The core of the modern city economy is intellectual work. Finance and business services contribute almost half to GDP growth of our cities from 2010 to 2015. And that doesn’t count intellectual work in healthcare, life sciences, technology, communications, and other sectors. City people and business need good education to prosper.
Achieving and sustaining resilience presents a major test for the urban world over a wide range of modern risks. Disaster preparedness must be intensified. If there is good news, it is that the most vulnerable cities can be the best prepared. Beyond climate change, potential pandemics and manmade threats like cyber attack, market meltdown, and terrorism, all demand that cities heighten awareness, strategic and technological acumen, good governance, adaptability, and, perhaps most important, the commitment of institutions and the community to work together as one unit.

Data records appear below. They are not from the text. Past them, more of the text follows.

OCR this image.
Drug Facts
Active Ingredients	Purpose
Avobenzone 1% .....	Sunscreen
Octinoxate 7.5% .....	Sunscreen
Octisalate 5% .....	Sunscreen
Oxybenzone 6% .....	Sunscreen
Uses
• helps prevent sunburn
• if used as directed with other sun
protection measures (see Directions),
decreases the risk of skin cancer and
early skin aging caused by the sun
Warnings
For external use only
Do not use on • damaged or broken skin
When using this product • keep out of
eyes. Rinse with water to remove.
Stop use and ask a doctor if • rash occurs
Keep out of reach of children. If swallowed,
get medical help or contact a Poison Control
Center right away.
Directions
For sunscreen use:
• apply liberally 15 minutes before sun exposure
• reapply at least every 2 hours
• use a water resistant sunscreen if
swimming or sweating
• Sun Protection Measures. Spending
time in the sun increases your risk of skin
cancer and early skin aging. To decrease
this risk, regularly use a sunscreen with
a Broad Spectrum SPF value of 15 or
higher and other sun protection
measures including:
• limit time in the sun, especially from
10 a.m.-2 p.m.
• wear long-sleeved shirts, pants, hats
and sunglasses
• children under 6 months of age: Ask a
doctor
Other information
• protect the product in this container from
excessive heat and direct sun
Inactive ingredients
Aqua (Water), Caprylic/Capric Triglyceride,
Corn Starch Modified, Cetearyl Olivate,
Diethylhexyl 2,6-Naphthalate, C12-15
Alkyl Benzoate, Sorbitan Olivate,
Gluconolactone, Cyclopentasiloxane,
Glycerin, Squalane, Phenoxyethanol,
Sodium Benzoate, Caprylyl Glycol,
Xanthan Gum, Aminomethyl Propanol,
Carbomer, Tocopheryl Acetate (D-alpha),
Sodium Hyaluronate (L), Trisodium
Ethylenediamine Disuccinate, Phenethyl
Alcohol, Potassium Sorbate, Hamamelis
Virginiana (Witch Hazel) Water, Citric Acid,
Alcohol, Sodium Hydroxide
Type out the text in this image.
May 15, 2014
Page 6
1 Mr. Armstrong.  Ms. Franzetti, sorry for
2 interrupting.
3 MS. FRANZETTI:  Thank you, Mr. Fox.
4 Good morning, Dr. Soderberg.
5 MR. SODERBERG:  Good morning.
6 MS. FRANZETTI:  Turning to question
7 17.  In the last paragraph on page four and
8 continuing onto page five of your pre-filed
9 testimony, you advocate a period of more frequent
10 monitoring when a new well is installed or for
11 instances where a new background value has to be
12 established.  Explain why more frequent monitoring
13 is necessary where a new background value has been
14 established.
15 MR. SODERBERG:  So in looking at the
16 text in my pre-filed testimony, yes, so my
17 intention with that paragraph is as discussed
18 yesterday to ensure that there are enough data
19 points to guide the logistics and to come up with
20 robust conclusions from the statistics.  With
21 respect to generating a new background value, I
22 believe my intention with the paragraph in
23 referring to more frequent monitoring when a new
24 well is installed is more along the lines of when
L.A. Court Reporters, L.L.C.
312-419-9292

Disaster exposure is enormous in financial and human terms. Powerful cities like New York, Beijing, San Francisco, Paris, Los Angeles, Shanghai, and São Paulo fall in the middle or lower ranks of our triple measure of urban resilience—natural disaster exposure, natural disaster preparedness, and security and disease risk. All are significant world centers of economics, communications, technology, and population where major disaster can cripple the city and send ripples far beyond.
Cities are the future. They are not only where people are moving but where young people are moving.
The healthiest cities are likely to win the global competition for talent and growth. But they also face demographic tests. Aging, slowing birth rates, and migration will realign public and private demands. Almost half of the increase in our cities’ population by 2030 will be in those over 65 years old. Demographics challenge the growth and the finances of many cities with increasing pension, healthcare, and other service costs. Businesses gain opportunities to develop new services and products to respond to the changing pattern. Both the public and private sectors benefit if the city’s quality of life attracts the talent needed to build the future.
Leading cities put together concerted strategies to understand their own strengths, weaknesses, and identities and then orchestrate growth to suit their own profile. Because cities are complex systems of systems—economic, demographic, technological, infrastructural, governance, social, and cultural—leadership will build from local identity, not formulas.
Businesses depend on city wellbeing and governments on healthy economies for shared success. They need to work together actively to help shape operating environments in a world where a continued urban renaissance is not guaranteed. The market will not necessarily resolve all issues cities face. Economic pictures can change fast. And governments often face tight resources. Successful cites align the private and public sectors into a potent force for shared prosperity.